Of course, this is one scout's opinion. Could be shared by others. Could be reports out there that are more favorable. And Wada could dial it up at Norfolk.
The Orioles would like for Wada to give himself more time to do it.
I've got a few leftovers from my recent interview with Dean Albany, who signed Josh Hader after scouting the left-hander at Old Mill High School in Millersville. The Orioles selected Hader in the 19th round of the 2012 First-Year Player Draft, and he's emerging as one of their top pitching prospects.
Albany asked manager Buck Showalter to watch Hader at last year's Brooks Robinson All-Star Game at Camden Yards. Showalter returned to the dugout for last weekend's game until it was halted by rain after three innings.

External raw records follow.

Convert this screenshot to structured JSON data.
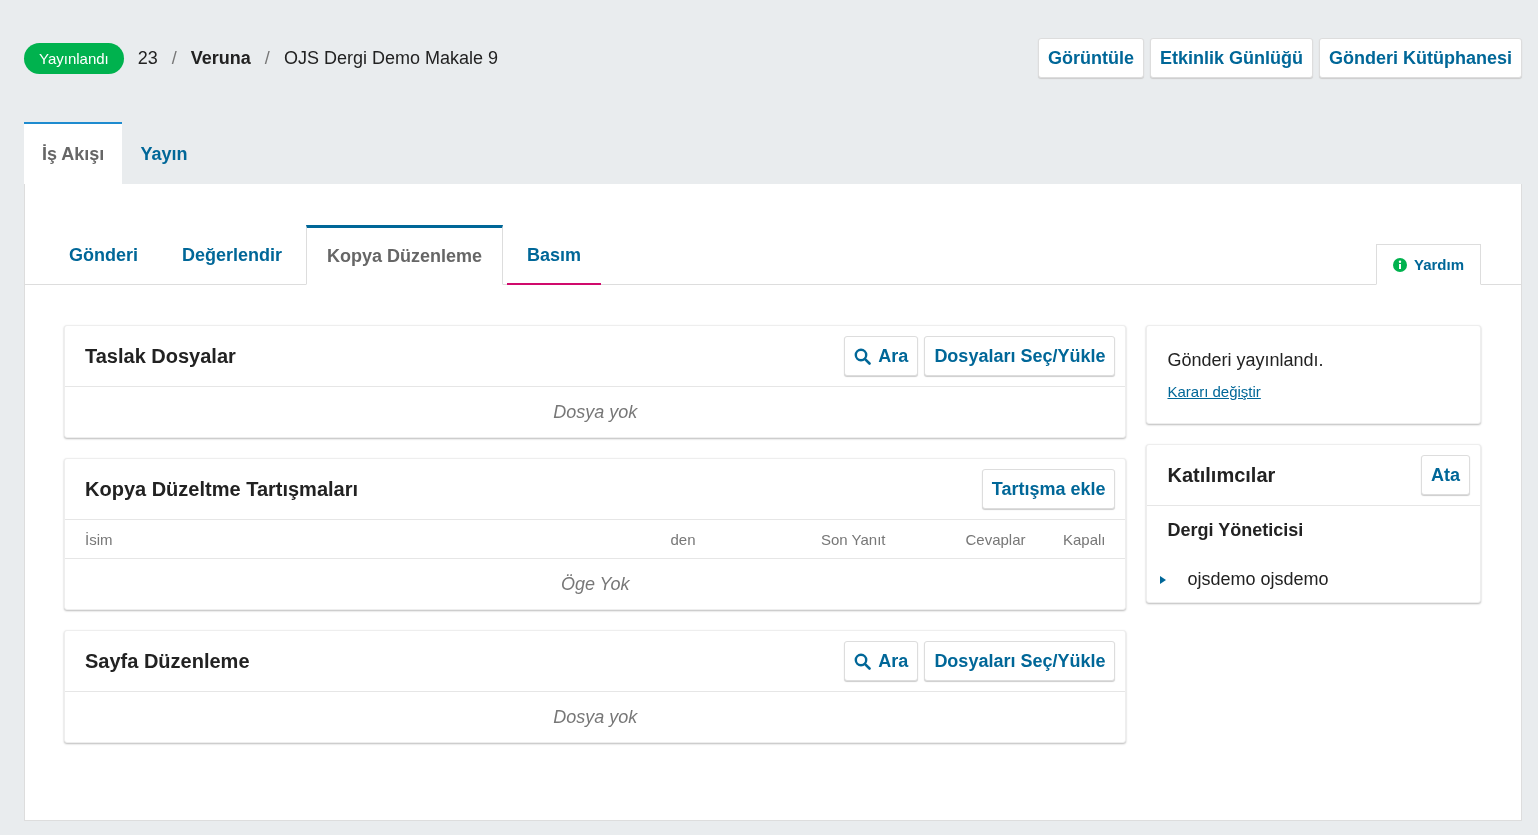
{
  "header": {
    "status": "Yayınlandı",
    "breadcrumb": [
      {
        "kind": "number",
        "text": "23"
      },
      {
        "kind": "separator",
        "text": "/"
      },
      {
        "kind": "journal",
        "text": "Veruna"
      },
      {
        "kind": "separator",
        "text": "/"
      },
      {
        "kind": "title",
        "text": "OJS Dergi Demo Makale 9"
      }
    ],
    "actions": [
      "Görüntüle",
      "Etkinlik Günlüğü",
      "Gönderi Kütüphanesi"
    ]
  },
  "tabs": [
    {
      "label": "İş Akışı",
      "selected": true
    },
    {
      "label": "Yayın",
      "selected": false
    }
  ],
  "stage_tabs": [
    {
      "label": "Gönderi",
      "selected": false,
      "focused": false
    },
    {
      "label": "Değerlendir",
      "selected": false,
      "focused": false
    },
    {
      "label": "Kopya Düzenleme",
      "selected": true,
      "focused": false
    },
    {
      "label": "Basım",
      "selected": false,
      "focused": true
    }
  ],
  "help": "Yardım",
  "panels": [
    {
      "kind": "files",
      "title": "Taslak Dosyalar",
      "buttons": [
        {
          "kind": "search",
          "label": "Ara"
        },
        {
          "kind": "plain",
          "label": "Dosyaları Seç/Yükle"
        }
      ],
      "empty": "Dosya yok"
    },
    {
      "kind": "discussions",
      "title": "Kopya Düzeltme Tartışmaları",
      "buttons": [
        {
          "kind": "plain",
          "label": "Tartışma ekle"
        }
      ],
      "columns": [
        "İsim",
        "den",
        "Son Yanıt",
        "Cevaplar",
        "Kapalı"
      ],
      "empty": "Öge Yok"
    },
    {
      "kind": "files",
      "title": "Sayfa Düzenleme",
      "buttons": [
        {
          "kind": "search",
          "label": "Ara"
        },
        {
          "kind": "plain",
          "label": "Dosyaları Seç/Yükle"
        }
      ],
      "empty": "Dosya yok"
    }
  ],
  "sidebar": {
    "decision": {
      "text": "Gönderi yayınlandı.",
      "link": "Kararı değiştir"
    },
    "participants": {
      "title": "Katılımcılar",
      "button": "Ata",
      "groups": [
        {
          "name": "Dergi Yöneticisi",
          "members": [
            {
              "name": "ojsdemo ojsdemo",
              "expanded": false
            }
          ]
        }
      ]
    }
  }
}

"It really means a lot to the kids," Albany said. "Buck watched the game the other day, and you should see the kids light up with him being there."
Hader has put on 10-15 pounds since the Orioles drafted him.
"Our people do a great job in spring training feeding the young players," Albany said. "I eat there and it's different. It's good, solid food. The organization does a great job providing a balanced diet and getting the players in the weight room. I see Josh drinking protein shakes now."
Hader, 19, was named to the South Atlantic League All-Star team this week.
"It's a great feeling," he said. "It's definitely an honor to be named to that at such a young age. I feel like I've accomplished a lot so far in year playing pro ball."
OK, that's all from me until I check into my hotel in St. Petersburg. It would be nice if my Southwest flight lifted off at its scheduled 8:30 a.m. departure time, but I'm not holding my breath.